Anarchism!

We start with a chapter from Kent Flannery and Joyce Marcus, The Creation of Inequality. Both are well known in their respective fields, and have written a series of collaborative books. They aim to show that social anthropology and archaeology can be usefully read together. They argue here that inequality emerges from the actions of humans manipulating the "social logic" that obtains in the society in which they find themselves (e.g. expectations around gift giving and virtue). This is presented as an alternative to various kinds of determinism (genetic, environmental, population and resource based, and so on). Of course, we cannot evaluate the evidence that underpins this argument in a political theory class. But we can use it to expand our sense of "the limits that are imposed on us" and "the possibility of going beyond them" (Foucault 1984, p. 50).

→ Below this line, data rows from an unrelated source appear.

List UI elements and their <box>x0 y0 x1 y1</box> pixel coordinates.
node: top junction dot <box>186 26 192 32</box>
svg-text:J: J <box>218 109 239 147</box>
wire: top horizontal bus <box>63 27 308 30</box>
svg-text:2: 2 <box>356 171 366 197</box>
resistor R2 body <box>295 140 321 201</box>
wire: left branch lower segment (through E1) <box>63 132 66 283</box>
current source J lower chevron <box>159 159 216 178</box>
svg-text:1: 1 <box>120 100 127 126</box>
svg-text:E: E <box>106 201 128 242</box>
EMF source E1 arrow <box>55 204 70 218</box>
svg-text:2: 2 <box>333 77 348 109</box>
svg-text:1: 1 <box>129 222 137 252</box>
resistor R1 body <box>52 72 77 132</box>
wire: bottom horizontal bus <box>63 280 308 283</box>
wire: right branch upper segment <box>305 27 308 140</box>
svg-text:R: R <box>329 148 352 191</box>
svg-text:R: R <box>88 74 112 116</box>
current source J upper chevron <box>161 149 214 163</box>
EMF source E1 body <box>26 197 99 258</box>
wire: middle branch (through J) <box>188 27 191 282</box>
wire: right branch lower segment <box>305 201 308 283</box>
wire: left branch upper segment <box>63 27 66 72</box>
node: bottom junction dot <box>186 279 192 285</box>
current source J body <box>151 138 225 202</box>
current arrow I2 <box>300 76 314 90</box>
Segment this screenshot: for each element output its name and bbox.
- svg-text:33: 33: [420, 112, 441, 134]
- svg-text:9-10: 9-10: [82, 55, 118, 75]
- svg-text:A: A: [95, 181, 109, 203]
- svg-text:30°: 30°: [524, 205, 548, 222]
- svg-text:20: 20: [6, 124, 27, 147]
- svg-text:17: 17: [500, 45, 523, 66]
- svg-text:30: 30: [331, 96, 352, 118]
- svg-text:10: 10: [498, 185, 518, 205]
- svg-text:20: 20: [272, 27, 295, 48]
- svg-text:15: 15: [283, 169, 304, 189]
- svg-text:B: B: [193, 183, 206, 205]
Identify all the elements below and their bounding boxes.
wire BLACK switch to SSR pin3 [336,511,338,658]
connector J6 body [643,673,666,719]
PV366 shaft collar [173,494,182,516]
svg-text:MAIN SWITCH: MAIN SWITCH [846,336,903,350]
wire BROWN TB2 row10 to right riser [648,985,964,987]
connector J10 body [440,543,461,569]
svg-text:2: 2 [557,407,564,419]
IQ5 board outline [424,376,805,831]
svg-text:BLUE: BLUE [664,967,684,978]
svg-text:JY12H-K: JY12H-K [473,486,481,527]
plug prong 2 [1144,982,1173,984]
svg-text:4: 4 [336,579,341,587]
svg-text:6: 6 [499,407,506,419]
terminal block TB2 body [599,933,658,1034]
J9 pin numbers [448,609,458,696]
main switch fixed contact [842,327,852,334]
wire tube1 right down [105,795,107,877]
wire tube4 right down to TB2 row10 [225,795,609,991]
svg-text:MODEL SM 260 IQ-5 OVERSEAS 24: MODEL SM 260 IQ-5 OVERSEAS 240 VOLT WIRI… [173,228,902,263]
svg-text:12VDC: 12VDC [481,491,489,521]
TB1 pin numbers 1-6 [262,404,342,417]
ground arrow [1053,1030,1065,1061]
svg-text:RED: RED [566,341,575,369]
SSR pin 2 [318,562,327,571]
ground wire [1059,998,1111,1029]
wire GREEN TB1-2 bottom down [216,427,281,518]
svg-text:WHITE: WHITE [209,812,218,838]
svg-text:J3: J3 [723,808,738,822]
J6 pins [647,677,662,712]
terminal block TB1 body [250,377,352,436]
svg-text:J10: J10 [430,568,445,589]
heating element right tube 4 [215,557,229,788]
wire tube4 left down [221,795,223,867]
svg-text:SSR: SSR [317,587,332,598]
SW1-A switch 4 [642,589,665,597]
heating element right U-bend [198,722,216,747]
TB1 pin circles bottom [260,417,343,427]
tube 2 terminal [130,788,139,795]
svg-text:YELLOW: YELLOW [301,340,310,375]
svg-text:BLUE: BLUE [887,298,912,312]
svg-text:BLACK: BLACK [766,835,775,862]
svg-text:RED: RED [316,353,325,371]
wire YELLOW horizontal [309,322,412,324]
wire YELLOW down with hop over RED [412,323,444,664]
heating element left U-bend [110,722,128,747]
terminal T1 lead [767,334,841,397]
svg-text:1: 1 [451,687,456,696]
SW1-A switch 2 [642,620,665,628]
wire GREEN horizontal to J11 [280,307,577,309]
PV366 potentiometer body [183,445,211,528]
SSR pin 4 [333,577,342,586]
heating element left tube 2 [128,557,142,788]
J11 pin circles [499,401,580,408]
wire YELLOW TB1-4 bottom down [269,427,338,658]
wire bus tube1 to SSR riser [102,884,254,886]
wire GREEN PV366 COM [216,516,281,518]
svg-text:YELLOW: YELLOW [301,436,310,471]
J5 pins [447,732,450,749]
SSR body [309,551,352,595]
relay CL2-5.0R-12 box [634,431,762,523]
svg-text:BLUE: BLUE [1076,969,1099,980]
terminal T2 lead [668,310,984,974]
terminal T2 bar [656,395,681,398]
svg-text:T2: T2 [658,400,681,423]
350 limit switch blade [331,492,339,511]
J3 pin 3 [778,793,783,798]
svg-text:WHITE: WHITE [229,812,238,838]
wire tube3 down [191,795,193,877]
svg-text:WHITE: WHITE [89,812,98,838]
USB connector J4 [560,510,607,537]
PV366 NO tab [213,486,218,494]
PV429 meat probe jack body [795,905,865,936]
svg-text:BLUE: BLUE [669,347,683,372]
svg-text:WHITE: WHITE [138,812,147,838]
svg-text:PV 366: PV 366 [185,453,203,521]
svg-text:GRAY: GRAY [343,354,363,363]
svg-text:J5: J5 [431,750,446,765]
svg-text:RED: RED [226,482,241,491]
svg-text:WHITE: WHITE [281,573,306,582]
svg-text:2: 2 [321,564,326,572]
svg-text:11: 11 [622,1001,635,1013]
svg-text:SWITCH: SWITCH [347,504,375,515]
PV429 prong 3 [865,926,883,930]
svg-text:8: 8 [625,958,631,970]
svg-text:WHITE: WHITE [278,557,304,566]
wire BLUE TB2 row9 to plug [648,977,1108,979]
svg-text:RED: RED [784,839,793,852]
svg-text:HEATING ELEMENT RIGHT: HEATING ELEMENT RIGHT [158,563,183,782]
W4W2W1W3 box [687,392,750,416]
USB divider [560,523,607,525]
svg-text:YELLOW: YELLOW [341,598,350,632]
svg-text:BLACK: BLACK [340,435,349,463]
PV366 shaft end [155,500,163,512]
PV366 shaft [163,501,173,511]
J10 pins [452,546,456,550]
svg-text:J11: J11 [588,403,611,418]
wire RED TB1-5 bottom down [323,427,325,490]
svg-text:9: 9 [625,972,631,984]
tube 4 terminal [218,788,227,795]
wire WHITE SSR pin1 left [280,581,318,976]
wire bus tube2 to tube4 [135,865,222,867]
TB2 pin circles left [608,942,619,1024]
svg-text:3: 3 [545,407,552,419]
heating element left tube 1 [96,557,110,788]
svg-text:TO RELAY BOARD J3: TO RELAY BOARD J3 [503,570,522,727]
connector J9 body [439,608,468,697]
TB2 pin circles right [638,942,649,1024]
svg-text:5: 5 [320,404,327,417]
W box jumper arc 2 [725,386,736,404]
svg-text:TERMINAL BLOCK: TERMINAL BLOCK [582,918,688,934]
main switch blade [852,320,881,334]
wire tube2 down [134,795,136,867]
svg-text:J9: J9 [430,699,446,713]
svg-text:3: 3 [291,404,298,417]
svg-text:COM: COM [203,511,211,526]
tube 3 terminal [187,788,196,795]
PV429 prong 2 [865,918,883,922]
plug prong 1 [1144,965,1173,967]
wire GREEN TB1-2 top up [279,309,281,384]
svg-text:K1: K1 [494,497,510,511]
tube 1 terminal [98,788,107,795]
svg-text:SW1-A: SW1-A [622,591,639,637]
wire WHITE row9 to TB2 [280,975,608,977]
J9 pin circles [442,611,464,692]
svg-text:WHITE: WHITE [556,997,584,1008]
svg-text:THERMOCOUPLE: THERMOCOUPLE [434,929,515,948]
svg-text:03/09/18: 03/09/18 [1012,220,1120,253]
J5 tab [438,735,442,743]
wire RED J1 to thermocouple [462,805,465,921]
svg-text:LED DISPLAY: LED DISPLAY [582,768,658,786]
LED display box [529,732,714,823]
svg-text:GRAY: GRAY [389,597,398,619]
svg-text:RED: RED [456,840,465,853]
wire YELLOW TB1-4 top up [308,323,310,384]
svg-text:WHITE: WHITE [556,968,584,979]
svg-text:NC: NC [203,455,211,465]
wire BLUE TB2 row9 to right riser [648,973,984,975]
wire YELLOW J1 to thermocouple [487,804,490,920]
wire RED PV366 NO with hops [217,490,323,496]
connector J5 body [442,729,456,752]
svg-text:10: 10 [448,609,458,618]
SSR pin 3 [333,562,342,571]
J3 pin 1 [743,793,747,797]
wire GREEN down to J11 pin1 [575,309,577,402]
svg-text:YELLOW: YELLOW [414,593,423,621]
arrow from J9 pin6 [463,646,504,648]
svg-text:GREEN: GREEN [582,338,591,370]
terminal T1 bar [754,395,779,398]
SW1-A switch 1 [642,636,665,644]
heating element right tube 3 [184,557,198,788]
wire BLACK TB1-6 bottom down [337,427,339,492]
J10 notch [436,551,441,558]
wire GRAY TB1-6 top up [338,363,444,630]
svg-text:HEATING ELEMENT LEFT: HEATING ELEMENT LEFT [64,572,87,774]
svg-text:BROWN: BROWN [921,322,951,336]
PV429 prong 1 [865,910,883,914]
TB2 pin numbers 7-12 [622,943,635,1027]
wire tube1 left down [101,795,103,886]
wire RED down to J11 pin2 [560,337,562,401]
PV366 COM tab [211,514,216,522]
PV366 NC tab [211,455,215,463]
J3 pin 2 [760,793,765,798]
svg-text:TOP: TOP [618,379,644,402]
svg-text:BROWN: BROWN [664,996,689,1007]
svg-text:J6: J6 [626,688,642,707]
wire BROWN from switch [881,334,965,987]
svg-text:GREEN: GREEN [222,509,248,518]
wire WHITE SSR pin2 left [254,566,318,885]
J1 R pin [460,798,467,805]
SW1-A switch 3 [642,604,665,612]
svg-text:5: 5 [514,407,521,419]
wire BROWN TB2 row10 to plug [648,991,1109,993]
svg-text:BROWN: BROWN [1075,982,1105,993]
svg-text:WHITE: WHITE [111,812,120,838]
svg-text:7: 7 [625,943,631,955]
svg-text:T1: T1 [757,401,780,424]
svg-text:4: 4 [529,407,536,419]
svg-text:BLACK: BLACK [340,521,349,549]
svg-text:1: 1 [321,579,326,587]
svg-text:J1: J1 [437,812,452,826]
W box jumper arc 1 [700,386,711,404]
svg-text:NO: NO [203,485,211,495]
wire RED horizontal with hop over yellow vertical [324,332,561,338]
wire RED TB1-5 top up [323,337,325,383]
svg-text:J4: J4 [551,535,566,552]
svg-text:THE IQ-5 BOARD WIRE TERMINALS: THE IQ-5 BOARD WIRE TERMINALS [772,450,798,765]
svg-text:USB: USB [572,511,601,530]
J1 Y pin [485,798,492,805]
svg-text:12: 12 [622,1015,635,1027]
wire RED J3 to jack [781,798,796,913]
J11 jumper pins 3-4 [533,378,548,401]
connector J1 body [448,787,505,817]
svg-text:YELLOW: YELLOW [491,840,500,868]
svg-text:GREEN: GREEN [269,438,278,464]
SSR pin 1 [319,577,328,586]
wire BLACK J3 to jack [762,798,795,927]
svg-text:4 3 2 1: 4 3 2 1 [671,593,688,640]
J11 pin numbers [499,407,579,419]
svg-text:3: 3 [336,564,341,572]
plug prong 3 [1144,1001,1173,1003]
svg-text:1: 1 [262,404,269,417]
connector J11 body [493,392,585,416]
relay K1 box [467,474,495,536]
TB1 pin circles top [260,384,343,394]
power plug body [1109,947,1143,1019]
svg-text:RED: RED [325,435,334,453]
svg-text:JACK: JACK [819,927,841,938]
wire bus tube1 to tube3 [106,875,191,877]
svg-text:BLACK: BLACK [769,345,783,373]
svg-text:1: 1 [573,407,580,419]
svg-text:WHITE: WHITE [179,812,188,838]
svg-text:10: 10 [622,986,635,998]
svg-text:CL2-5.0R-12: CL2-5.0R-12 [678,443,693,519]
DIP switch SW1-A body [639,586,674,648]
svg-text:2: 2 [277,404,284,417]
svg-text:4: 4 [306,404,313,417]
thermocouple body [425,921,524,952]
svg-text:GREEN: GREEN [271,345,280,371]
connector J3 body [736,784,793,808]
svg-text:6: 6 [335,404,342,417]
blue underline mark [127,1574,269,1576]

The "state of nature" device is familiar from modern political theory. But in that context the point (generally) is to show how unsustainable a world without political authority, in which everyone is equal, would be. Here, by contrast, we see "clanless forager" societies who maintained such societies for tens of thousands of years: probably ten times longer than the entirety of 'recorded history,' if not longer. This disposes of no interesting questions about equality, except perhaps those that rely on the incompatibility of equality with human nature as such. But it suggests another dimension of human variation for Horatio to contemplate, as he ponders the heavens and the earth.

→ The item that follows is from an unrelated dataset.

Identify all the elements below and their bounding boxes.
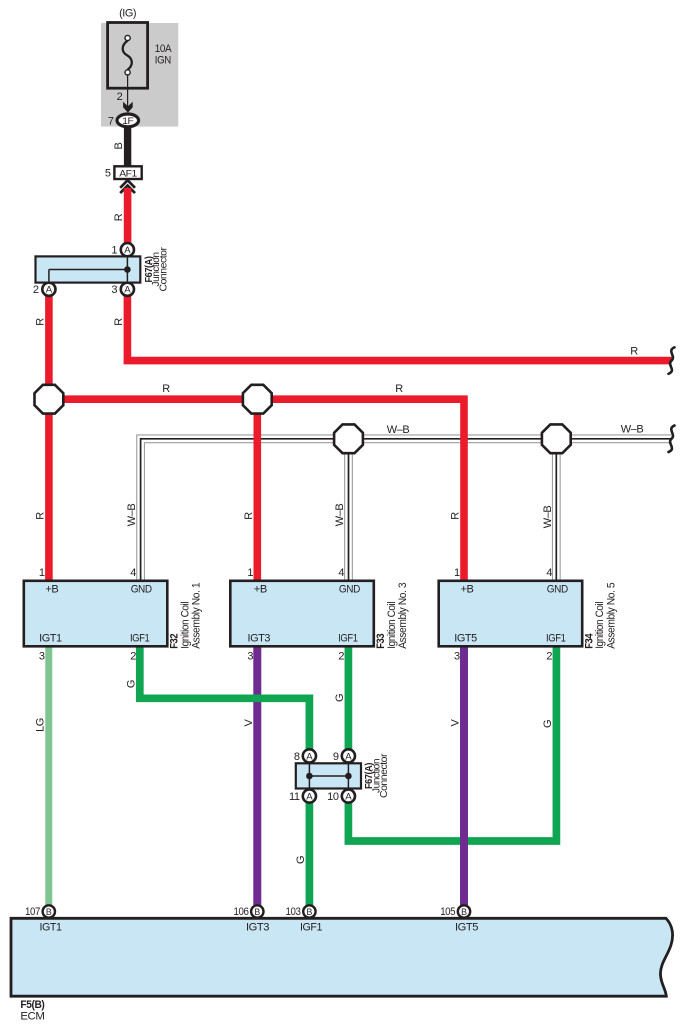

Flannery and Marcus, in any case, suggest equality is no more 'natural' to humans than inequality, nor generosity than selfishness. Equality itself needed to be managed among forager groups, through expectations and norms that privileged generosity as a source, or instance, of virtue. Claims to virtue, however, could be turned to other purposes. Those who claim superior virtue through expertise, military capacity, or some form of charismatic relation to the divine (and find "people simple enough to believe" them) can, under the right circumstances, translate this into superior social status, if only during their own lifetimes. And sometimes these claims to superiority can be made hereditary and form the basis of stratification.

The whole book is worth reading, and carefully sorts the evidence for the patterns and transitions argued for in a way I can't detail here. But we can use it to kick off some questions central to this course: what are the origins of political authority? how is it legitmated? must political communities be inegalitarian, and if not, what forms of inequality or equality are possible and desirable?